# Having a Problem Responding to Posts



## carmen ohio (Sep 24, 2012)

I'm having a problem with the TAM site. When I click on "Quote" to respond to a post, the box that pops up is empty. In the past, it always contained the message to which I was responding.

I've tried logging out and back in and cleared all the cookies and history in my browser but continue to have the problem.

What can I do to resolve this issue?

Thanks,

carmen ohio


----------



## Uptown (Mar 27, 2010)

Hello, OSU. I have the same problem when the post is very long. The short and medium posts always show up between the "quotes" in the response box but the long ones do not -- with the result that the box is empty. 

Similarly, if I am trying to edit my own post, the edit box will be blank when it opens if my post is very long. In that case, my work-around is to copy my post and paste it into the edit box. You likely can do the same when responding to a long post.


----------



## Administrator (May 8, 2013)

carmen ohio said:


> I'm having a problem with the TAM site. When I click on "Quote" to respond to a post, the box that pops up is empty. In the past, it always contained the message to which I was responding.
> 
> I've tried logging out and back in and cleared all the cookies and history in my browser but continue to have the problem.
> 
> ...





Uptown said:


> Hello, OSU. I have the same problem when the post is very long.
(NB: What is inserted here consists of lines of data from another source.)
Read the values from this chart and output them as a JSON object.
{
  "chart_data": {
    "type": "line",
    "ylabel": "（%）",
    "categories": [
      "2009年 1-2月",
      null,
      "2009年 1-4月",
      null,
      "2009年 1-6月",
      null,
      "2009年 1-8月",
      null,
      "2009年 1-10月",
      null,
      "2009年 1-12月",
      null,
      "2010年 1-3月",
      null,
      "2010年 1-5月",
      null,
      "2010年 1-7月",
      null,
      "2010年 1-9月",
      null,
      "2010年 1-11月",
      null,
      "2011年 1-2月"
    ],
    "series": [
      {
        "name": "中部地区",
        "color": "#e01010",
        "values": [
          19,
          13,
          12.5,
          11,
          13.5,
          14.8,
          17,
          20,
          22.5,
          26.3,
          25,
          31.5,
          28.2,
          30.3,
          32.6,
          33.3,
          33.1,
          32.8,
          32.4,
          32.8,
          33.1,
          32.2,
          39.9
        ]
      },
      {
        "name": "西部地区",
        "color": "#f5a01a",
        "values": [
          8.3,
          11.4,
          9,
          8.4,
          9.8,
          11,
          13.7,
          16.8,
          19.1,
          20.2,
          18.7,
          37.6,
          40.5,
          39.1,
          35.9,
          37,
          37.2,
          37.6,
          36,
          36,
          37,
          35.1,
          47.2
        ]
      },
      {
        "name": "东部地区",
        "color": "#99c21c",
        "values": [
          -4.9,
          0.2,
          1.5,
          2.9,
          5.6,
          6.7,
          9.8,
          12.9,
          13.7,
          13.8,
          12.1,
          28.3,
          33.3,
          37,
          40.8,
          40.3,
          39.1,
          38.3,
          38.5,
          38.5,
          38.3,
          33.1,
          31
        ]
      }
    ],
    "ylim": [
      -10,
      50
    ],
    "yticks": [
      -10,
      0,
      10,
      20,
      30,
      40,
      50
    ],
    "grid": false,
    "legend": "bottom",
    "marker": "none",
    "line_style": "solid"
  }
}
The short and medium posts always show up between the "quotes" in the response box but the long ones do not -- with the result that the box is empty.
> 
> Similarly, if I am trying to edit my own post, the edit box will be blank when it opens if my post is very long. In that case, my work-around is to copy my post and paste it into the edit box. You likely can do the same when responding to a long post.



What browser are you guys using as it seems like the quote function on my end is working fine using FireFox?

regards,

MD


----------



## Uptown (Mar 27, 2010)

Firefox. Haven't had the problem in several weeks, however. I suspect the message was too long that I had tried to edit.


----------